I don’t know where these anti-social action people are coming from. Oh, I get that they’re
concerned over liberals who are all soup and no salvation. That’s an obvious miss. But to
spiritually react to an effort to get children back in school and say “I just preach the gospel,” is
one of the biggest misreads of New Testament Christianity I can fathom. It’s a misunderstanding
of the gospel. I thought one of the best things I could be giving myself to as a pastor and

community leader was to try to get those schools open. My effort didn’t displace the gospel. It
flowed from the gospel. And oh yeah, it gave me an opportunity to pray a gospel-based prayer
in a packed conference room with community leaders of all stripes from all over the city. Mayor
Daley shooed the press out and was about to start the meeting. He looked down the table and
said, “Pastor Lyons, would you open us in prayer?”

As I studied good works in the New Testament, I was shocked by the lack of treatment of several
commentators I referenced. How could they blow right by this? This is such a big deal in my
context. Service has been a huge door opener in this deep blue, spiritually hostile environment.
Good works have been absolutely necessary in this jungle of human need.

Here’s my theory. Our social and cultural status shapes our theology. Our American, white
middle-class Christianity has been provincialized by its Americanness, blinded by its whiteness,
weighted down by its bulging middle and restricted by its class. Our cultural Christianity, and
I’m talking fundamentalists and evangelicals here, has been less shaped by the New Testament
than it has been by its culture.

The schools did not open on time. The Armitage Baptist alternative school did open, staffed by
CPS personnel from our own congregation who weren’t going to work anyway. The headline in
Chicago Sun Times read Baptist Church gets Kids Back to Books. “The city lists 600 alternative
school sites. But few are as comprehensive as Armitage Baptist Church with math, reading, free
lunches and athletics.” What they didn’t add was “…and a big dose of Jesus.”

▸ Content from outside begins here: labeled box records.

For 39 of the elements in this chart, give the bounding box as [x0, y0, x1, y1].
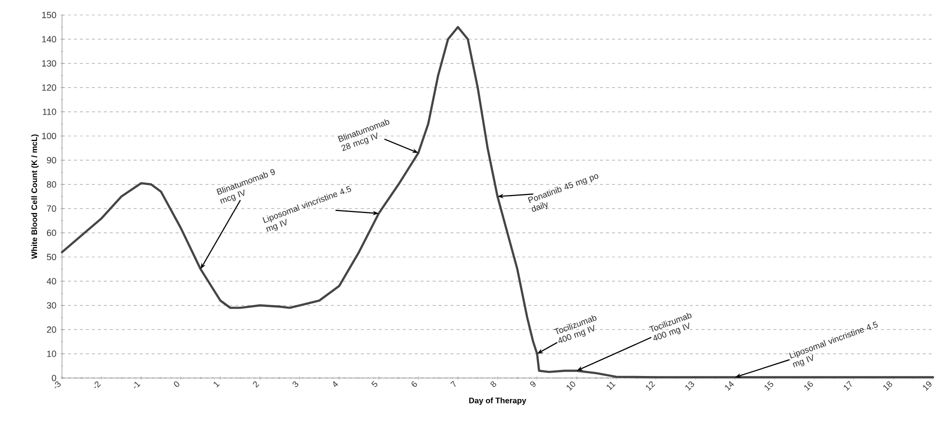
x-tick-label: 2 [253, 381, 260, 388]
x-tick-label: 12 [646, 381, 656, 391]
x-tick-label: -2 [94, 381, 101, 388]
x-tick-label: -3 [54, 381, 61, 388]
y-tick-label: 10 [47, 350, 56, 357]
x-tick-label: 9 [530, 381, 536, 387]
y-tick-label: 90 [46, 157, 56, 164]
x-tick-label: 4 [333, 381, 338, 387]
x-tick-label: 1 [214, 382, 220, 388]
x-tick-label: 19 [923, 381, 932, 391]
y-tick-label: 50 [46, 254, 56, 260]
x-tick-label: 18 [883, 381, 892, 391]
x-tick-label: 15 [764, 380, 774, 391]
x-tick-label: 16 [804, 381, 813, 391]
x-tick-label: 7 [450, 380, 456, 387]
x-tick-label: 10 [566, 381, 576, 391]
y-tick-label: 70 [46, 205, 56, 212]
x-tick-label: 0 [174, 381, 180, 387]
y-tick-label: 40 [46, 278, 56, 284]
y-tick-label: 110 [42, 108, 56, 115]
y-tick-label: 60 [46, 230, 56, 236]
x-tick-label: 14 [725, 381, 734, 391]
x-tick-label: 5 [371, 380, 378, 387]
x-tick-label: 11 [606, 382, 616, 390]
y-tick-label: 140 [42, 36, 56, 42]
x-tick-label: 17 [844, 380, 852, 391]
x-tick-label: -1 [134, 382, 140, 388]
y-tick-label: 120 [42, 84, 56, 91]
x-tick-label: 6 [412, 381, 417, 387]
y-tick-label: 150 [42, 12, 56, 18]
y-tick-label: 80 [46, 181, 56, 188]
y-tick-label: 100 [42, 132, 56, 140]
y-tick-label: 0 [52, 374, 56, 382]
x-tick-label: 3 [292, 381, 298, 387]
x-tick-label: 8 [490, 381, 496, 387]
y-tick-label: 20 [46, 326, 56, 333]
y-tick-label: 30 [46, 302, 56, 309]
y-tick-label: 130 [42, 60, 56, 67]
x-tick-label: 13 [686, 381, 694, 391]
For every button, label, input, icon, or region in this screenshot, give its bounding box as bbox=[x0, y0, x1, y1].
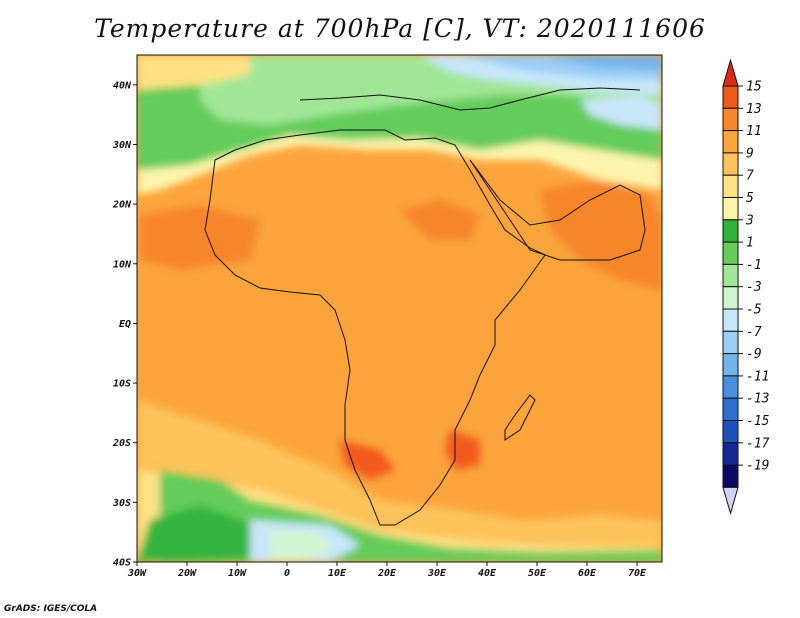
x-tick-label: 20W bbox=[177, 568, 197, 579]
x-tick-label: 30W bbox=[127, 568, 147, 579]
y-tick-label: 40N bbox=[113, 80, 132, 91]
coastlines bbox=[204, 87, 646, 526]
x-tick-label: 0 bbox=[284, 568, 290, 579]
colorbar-swatch bbox=[722, 397, 739, 422]
colorbar: 15 13 11 9 7 5 3 1 -1 -3 -5 -7 -9 -11 -13 -15 -17 -19 bbox=[722, 58, 770, 516]
colorbar-label: 15 bbox=[746, 80, 762, 95]
y-tick-label: 30N bbox=[112, 140, 132, 151]
colorbar-swatch bbox=[722, 308, 739, 332]
colorbar-swatch bbox=[722, 286, 739, 310]
colorbar-label: 7 bbox=[746, 169, 754, 184]
x-tick-label: 70E bbox=[628, 568, 647, 579]
colorbar-label: 5 bbox=[746, 191, 754, 206]
colorbar-swatch bbox=[722, 241, 739, 265]
plot-frame bbox=[136, 54, 663, 563]
colorbar-swatch bbox=[722, 174, 739, 198]
x-tick-label: 40E bbox=[478, 568, 497, 579]
colorbar-label: -17 bbox=[746, 436, 770, 451]
colorbar-swatch bbox=[722, 420, 739, 444]
colorbar-label: -5 bbox=[746, 303, 762, 318]
colorbar-label: -9 bbox=[746, 347, 762, 362]
map-title: Temperature at 700hPa [C], VT: 202011160… bbox=[94, 14, 706, 43]
colorbar-swatch bbox=[722, 197, 739, 221]
colorbar-label: -7 bbox=[746, 325, 762, 340]
colorbar-swatch bbox=[722, 219, 739, 243]
x-tick-label: 50E bbox=[528, 568, 547, 579]
colorbar-label: 11 bbox=[746, 124, 762, 139]
x-tick-label: 60E bbox=[578, 568, 597, 579]
x-tick-label: 10E bbox=[328, 568, 347, 579]
colorbar-swatch bbox=[722, 353, 739, 377]
y-tick-label: 10S bbox=[113, 379, 131, 390]
x-tick-label: 30E bbox=[427, 568, 447, 579]
colorbar-swatch bbox=[722, 85, 739, 109]
colorbar-label: 3 bbox=[745, 213, 754, 228]
colorbar-label: -1 bbox=[746, 258, 762, 273]
x-tick-label: 20E bbox=[377, 568, 397, 579]
colorbar-swatch bbox=[722, 130, 739, 154]
grads-credit: GrADS: IGES/COLA bbox=[4, 604, 98, 614]
temperature-field bbox=[137, 55, 662, 562]
y-tick-label: 20N bbox=[112, 200, 132, 211]
colorbar-label: 13 bbox=[746, 102, 762, 117]
colorbar-label: -19 bbox=[746, 459, 769, 474]
colorbar-swatch bbox=[722, 464, 739, 488]
colorbar-swatch bbox=[722, 375, 739, 399]
colorbar-label: -13 bbox=[746, 392, 769, 407]
colorbar-bottom-arrow bbox=[722, 486, 739, 516]
colorbar-label: 1 bbox=[746, 236, 754, 251]
colorbar-swatch bbox=[722, 442, 739, 466]
y-tick-label: 20S bbox=[112, 438, 131, 449]
colorbar-swatch bbox=[722, 263, 739, 288]
colorbar-top-arrow bbox=[722, 58, 739, 87]
colorbar-swatch bbox=[722, 152, 739, 176]
colorbar-label: -3 bbox=[746, 280, 762, 295]
y-tick-label: EQ bbox=[119, 319, 131, 330]
colorbar-label: -15 bbox=[746, 414, 770, 429]
x-tick-label: 10W bbox=[228, 568, 247, 579]
colorbar-swatch bbox=[722, 330, 739, 355]
colorbar-label: 9 bbox=[746, 146, 754, 161]
y-tick-label: 30S bbox=[112, 498, 131, 509]
y-axis: 40N 30N 20N 10N EQ 10S 20S 30S 40S bbox=[112, 80, 137, 569]
colorbar-label: -11 bbox=[746, 369, 769, 384]
x-axis: 30W 20W 10W 0 10E 20E 30E 40E 50E 60E 70E bbox=[127, 562, 647, 579]
y-tick-label: 10N bbox=[113, 259, 132, 270]
colorbar-swatch bbox=[722, 107, 739, 132]
y-tick-label: 40S bbox=[113, 558, 131, 569]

P.S. (with God, there is always more)
And by the way, how was I to know that the following spring, political radicals, anarchists and
gay activists would canvass our neighborhood to solicit support for a pro-choice, anti-Armitage
demonstration in front of our building. Later, we were told that again and again after hearing the
activists’ spiel, our neighbors would say, “Well, I don’t know anything about that, but I know
they’re good people. They opened a school when public schools were closed.”